Last updated Nov 29, 2025
Prediction
Chamath
markets
Financial markets will remain highly volatile and “choppy” for a prolonged period following September 2022, lasting significantly longer than most investors are then expecting (on the order of at least another year).
So this is going to go on for as long. Uh, for much longer than people think. So, uh, I would just prepare for this inevitable outcome and just kind of, you know, manage.View on YouTube
Explanation

Available market data show that equity volatility did not stay unusually high for a prolonged period (≥1 year) after September 2022, and in fact normalized faster than many late‑2022 outlooks anticipated.

Key evidence:

  1. Volatility levels fell sharply in 2023 vs. 2022

    • The average level of the Cboe Volatility Index (VIX) in 2022 was 25.64, about 30% above its long‑term average and the sixth‑highest yearly average ever, reflecting persistently elevated implied volatility that year. (gia.com)
    • In 2023, VIX behavior changed dramatically: it averaged 16.85, with implied volatility “drifting lower” over the year. Realized volatility of the S&P 500 was 13.10% in 2023. (gia.com)
    • S&P Dow Jones Indices similarly notes that by late 2023 the S&P 500’s annualized daily volatility was a “relatively low” 13.6%, and that trailing one‑year volatility had decreased across all 11 sectors between mid‑2023 and late‑2023. (indexologyblog.com)
      These levels are near or below long‑run norms and are not consistent with a regime of sustained, unusually high, choppy volatility for another full year.
  2. Price action was a strong, sustained rally, not a long choppy sideways market

    • After the 2022 bear market (S&P 500 total return ‑18.11%), the index delivered +26.29% in 2023 and +25.02% in 2024, producing the best two‑year gain of the 21st century. (slickcharts.com)
    • This pattern—large, mostly trending gains with only brief volatility spikes (e.g., the regional banking stress in March 2023)—is not what investors typically describe as markets remaining “highly volatile and choppy” for an extended period.
  3. Consensus expectations in late 2022 actually leaned toward continued volatility, which did not fully materialize
    Several major houses in late 2022 expected elevated volatility into 2023:

    • JPMorgan projected that market volatility would “remain elevated (VIX averaging ~25)” with another equity drawdown and a likely retest of 2022 lows in 1H23. (tker.co)
    • Rothschild & Co’s survey of broker forecasts notes that at end‑2022, brokers projected flat U.S. equity returns for 2023, with volatility expected to remain elevated and some predicting a retest of the 2022 lows. (rothschildandco.com)
    • Northern Trust’s 2023 outlook similarly described 2023 as a “turbulent” and volatile year, even while expecting some tempering later on. (businesswire.com)
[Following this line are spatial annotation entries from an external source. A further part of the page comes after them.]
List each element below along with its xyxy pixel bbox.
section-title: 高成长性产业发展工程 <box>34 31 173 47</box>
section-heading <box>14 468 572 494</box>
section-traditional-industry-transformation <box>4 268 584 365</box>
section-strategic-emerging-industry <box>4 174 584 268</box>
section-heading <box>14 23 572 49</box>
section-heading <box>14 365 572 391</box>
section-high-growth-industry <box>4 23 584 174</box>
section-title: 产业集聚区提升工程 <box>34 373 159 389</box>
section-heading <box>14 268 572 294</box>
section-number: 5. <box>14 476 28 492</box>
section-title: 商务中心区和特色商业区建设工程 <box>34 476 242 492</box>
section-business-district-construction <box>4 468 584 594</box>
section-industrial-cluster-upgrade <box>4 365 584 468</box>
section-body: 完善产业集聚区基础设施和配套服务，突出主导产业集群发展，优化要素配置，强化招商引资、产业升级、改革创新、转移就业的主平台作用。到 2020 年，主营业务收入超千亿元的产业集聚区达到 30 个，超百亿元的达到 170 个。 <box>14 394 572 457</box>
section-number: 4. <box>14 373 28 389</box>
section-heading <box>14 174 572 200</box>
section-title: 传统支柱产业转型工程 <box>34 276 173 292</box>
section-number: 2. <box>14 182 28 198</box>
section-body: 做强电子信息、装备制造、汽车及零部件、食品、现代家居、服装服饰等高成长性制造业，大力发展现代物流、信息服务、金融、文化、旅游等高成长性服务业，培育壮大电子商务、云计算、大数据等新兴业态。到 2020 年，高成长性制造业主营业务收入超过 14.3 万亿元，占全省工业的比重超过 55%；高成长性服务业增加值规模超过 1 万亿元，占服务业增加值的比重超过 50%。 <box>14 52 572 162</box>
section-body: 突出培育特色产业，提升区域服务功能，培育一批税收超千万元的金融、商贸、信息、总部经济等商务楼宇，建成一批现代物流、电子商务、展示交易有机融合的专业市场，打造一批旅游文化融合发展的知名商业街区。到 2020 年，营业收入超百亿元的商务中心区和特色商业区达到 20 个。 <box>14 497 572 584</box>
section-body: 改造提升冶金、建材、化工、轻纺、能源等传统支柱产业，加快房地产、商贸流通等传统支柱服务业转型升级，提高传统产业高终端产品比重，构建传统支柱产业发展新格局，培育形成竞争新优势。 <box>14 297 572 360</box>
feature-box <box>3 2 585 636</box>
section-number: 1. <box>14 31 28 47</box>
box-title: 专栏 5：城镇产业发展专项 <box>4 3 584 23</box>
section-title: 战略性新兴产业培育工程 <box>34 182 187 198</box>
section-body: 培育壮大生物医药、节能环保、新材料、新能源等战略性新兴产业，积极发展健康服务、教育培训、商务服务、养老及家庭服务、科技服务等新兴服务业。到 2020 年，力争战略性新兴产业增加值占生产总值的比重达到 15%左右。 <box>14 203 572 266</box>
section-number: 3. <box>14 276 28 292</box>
    In reality, VIX did not average around 25 in 2023; it averaged ~16.9, well below both 2022 levels and the long‑term mean. (gia.com) Volatility subsided sooner, not “for much longer,” than many of these contemporaneous expectations.
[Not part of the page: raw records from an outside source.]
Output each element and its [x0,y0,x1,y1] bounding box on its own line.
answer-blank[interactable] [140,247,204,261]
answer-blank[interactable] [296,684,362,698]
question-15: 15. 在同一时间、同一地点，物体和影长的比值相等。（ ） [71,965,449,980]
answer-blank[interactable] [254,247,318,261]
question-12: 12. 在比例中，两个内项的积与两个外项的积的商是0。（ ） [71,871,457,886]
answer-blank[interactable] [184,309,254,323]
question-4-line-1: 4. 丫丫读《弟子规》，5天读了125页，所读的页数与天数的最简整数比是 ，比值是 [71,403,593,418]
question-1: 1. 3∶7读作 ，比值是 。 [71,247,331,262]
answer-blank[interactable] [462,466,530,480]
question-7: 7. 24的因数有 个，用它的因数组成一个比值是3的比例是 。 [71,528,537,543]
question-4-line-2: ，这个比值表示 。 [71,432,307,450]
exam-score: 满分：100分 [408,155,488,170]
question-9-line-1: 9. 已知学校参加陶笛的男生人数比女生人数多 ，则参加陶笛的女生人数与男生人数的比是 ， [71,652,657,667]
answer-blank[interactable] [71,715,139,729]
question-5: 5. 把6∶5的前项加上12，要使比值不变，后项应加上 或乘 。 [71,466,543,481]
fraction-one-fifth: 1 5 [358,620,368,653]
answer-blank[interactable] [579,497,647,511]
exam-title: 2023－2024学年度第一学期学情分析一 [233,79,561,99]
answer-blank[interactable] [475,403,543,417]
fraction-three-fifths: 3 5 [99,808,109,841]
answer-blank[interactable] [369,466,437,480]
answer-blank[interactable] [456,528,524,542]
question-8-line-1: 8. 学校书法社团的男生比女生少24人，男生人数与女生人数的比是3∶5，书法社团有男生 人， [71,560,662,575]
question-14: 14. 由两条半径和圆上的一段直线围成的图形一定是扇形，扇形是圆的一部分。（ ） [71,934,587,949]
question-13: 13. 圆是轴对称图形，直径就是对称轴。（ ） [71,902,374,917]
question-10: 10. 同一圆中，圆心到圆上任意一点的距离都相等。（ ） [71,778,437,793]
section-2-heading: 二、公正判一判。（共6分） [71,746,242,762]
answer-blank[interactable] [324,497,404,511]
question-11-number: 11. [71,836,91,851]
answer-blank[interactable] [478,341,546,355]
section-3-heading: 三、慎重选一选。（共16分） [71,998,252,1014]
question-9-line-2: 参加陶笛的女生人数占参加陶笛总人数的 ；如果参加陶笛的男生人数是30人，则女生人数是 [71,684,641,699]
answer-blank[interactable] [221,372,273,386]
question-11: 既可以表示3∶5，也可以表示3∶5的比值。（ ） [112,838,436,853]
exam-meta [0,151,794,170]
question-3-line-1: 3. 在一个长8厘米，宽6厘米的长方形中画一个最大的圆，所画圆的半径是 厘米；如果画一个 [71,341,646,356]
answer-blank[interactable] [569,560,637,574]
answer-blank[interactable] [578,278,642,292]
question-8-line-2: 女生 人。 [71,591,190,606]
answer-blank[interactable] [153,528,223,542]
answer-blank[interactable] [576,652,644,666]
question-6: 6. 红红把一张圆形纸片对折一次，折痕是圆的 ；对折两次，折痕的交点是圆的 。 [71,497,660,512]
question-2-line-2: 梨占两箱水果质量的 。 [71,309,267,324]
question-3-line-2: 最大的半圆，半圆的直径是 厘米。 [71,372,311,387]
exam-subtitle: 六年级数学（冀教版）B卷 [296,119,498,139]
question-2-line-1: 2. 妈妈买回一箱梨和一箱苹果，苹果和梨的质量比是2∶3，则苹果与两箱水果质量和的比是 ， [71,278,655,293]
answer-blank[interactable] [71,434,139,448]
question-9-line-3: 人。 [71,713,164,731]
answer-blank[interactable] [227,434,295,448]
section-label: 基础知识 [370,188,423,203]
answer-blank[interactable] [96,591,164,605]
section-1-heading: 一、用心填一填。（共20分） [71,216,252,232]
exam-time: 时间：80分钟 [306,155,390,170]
Given (a) the clear drop in both implied and realized volatility by 2023, (b) the strong, relatively smooth upward trend in major equity indices starting in late 2022, and (c) the fact that consensus late‑2022 forecasts already anticipated more persistent volatility than actually occurred, Chamath’s claim that the choppy, high‑vol regime would persist for “much longer than people think” (on the order of at least another year) does not match subsequent market behavior. Hence the prediction is wrong.